The defence lawyers of Jamaat-e-Islami have filed two more retrial petitions for their leaders accused of war crimes.
The Jamaat defence team had filed an application for the retrial of the party’s former chief Ghulam Azam on Dec 19 and had indicated that they would submit similar prayers before the International Crimes Tribunal (ICT) over the ongoing trails of other party leaders.
The three-judge International Crimes Tribunal – 1, set up to try crimes against humanity during the 1971 Liberation War, has been conducting four trials — three of them against Jamaat leaders and one against a BNP leader.
The tribunal had indicted Azam on five charges, Jamaat chief Motiur Rahman Nizami for 16 charges, Jamaat executive council member Delwar Hossain Sayedee for 20 and BNP MP Salauddin Quader Chowdhury for 23 charges.
The BNP policymaker, Chowdhury’s lawyers have filed for the removal of the conducting prosecutor. That application is also expected to be heard on Monday as it is apparently similar to those filed by the Jamaat lawyers.
Both parties, Chowdhury and Jamaat defence team, have requested that the trial proceedings be put on hold until the court has heard and disposed of the retrial applications.
Currently, Sayedee’s case is in the most advanced stage and is awaiting verdict, which the court said would require more deliberation. Ghulam Azam’s son is in the process of submitting exhibits as the first defence witness. Nizami’s second prosecution witness is still to face cross-examination while the 17th prosecution witness against SQ Chowdhury waits to give her testimony.
The flurry of such drastic applications began in the wake of a controversy that first came to light on Dec 6 through an order of the former tribunal chairman Justice Mohammad Nizamul Huq, who has since resigned.
Justice Huq’s resignation came five days later on Dec 11 after a the daily Amar Desh, a BNP-leaning newspaper, published what it claimed to be the transcripts of Justice Huq’s alleged Skype conversation with a Brussels-based academic Ahmed Ziauddin.
The defence says that Ziauddin, an international law expert, had also been helping the prosecution with its strategy and Justice Huq’s association with Ziauddin, an old acquaintance, had vitiated the proceedings.
Although the defence had prayed that the court heard the retrial applications on Monday, the chief Jamaat counsel, Abdur Razzaq pleaded on Sunday that it allowed former law minister Moudud Ahmed to make some points.

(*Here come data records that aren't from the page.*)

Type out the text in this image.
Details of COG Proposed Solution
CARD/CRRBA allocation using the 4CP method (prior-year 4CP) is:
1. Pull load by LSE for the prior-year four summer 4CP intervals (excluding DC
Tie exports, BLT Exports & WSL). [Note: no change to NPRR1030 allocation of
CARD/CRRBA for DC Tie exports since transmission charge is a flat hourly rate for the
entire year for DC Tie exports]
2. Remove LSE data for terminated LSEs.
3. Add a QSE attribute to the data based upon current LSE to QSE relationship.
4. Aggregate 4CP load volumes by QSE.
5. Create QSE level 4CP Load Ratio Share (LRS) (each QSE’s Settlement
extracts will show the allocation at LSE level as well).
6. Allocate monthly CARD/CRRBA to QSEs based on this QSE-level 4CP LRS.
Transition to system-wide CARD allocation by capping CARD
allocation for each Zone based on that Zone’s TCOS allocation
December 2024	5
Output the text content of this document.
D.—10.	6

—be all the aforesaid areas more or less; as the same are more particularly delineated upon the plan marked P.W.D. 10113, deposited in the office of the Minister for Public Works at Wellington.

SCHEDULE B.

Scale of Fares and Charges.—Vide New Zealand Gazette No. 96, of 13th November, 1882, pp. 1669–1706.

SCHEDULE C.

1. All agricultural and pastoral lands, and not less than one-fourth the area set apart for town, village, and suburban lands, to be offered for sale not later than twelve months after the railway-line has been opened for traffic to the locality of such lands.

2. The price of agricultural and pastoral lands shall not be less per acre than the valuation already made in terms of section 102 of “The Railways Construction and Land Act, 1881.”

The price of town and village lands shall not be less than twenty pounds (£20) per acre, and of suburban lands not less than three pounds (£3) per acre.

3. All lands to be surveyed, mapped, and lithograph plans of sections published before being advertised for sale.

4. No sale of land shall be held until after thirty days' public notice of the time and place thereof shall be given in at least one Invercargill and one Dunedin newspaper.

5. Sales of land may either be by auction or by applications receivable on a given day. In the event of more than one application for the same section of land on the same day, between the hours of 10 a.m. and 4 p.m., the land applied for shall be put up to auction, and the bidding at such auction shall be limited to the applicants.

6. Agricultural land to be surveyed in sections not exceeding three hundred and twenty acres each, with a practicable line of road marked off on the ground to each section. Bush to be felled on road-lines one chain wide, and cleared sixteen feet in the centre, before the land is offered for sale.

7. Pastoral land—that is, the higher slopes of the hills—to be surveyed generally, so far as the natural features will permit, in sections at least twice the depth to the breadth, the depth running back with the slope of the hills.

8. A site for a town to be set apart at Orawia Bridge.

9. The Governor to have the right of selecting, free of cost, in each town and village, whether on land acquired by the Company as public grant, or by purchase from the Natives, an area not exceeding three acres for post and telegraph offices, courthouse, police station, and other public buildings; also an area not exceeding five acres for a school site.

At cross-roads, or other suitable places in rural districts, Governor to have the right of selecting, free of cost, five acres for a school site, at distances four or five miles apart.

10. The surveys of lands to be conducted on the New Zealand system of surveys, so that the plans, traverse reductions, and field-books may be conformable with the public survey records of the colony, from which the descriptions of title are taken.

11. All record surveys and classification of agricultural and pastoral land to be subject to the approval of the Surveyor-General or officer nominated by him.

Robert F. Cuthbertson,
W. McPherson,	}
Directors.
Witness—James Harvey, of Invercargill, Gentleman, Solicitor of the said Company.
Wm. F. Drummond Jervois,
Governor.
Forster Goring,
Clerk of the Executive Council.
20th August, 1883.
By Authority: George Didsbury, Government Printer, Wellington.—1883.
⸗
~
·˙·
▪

The court eventually agreed to hear the senior BNP politician who pointed out two provisions of the tribunal’s law stressing on the independence of the tribunal and its judges and fair trial.
Ahmed submitted to the court that it would be up to the court to decide whether the judge — meaning the former chairman Justice Huq — had lost his independence in judicial function pointing out that an outsider was in a position to influence him.
“We will show based on facts presented before you that the trial was vitiated,” said Moudud. He, however, refrained from stating what those facts were.
The senior BNP MP said that the tribunal could well decide to proceed with the trial accepting everything that happened in the past. “But will that ensure a fair trial?”
Moudud said that the judges would have to decide for themselves whether the tribunal had indeed lost its independence. He wondered whether the court would still have its credibility accepting whatever had happened before.
A former vice president during the regime of the deposed dictator Hussain Mohammad Ershad, was allowed to move the application at the discretion of the court. Noting that the tribunal had fixed Monday for hearing those applications, the tribunal chairman Justice A T M Fazle Kabir allowed Moudud to submit.
“Do deliberate on the law points only,” said the judge.
The Jamaat lawyers are expected to move their applications on Monday followed by Salauddin Quader Chowdhury’s defence team making its submission.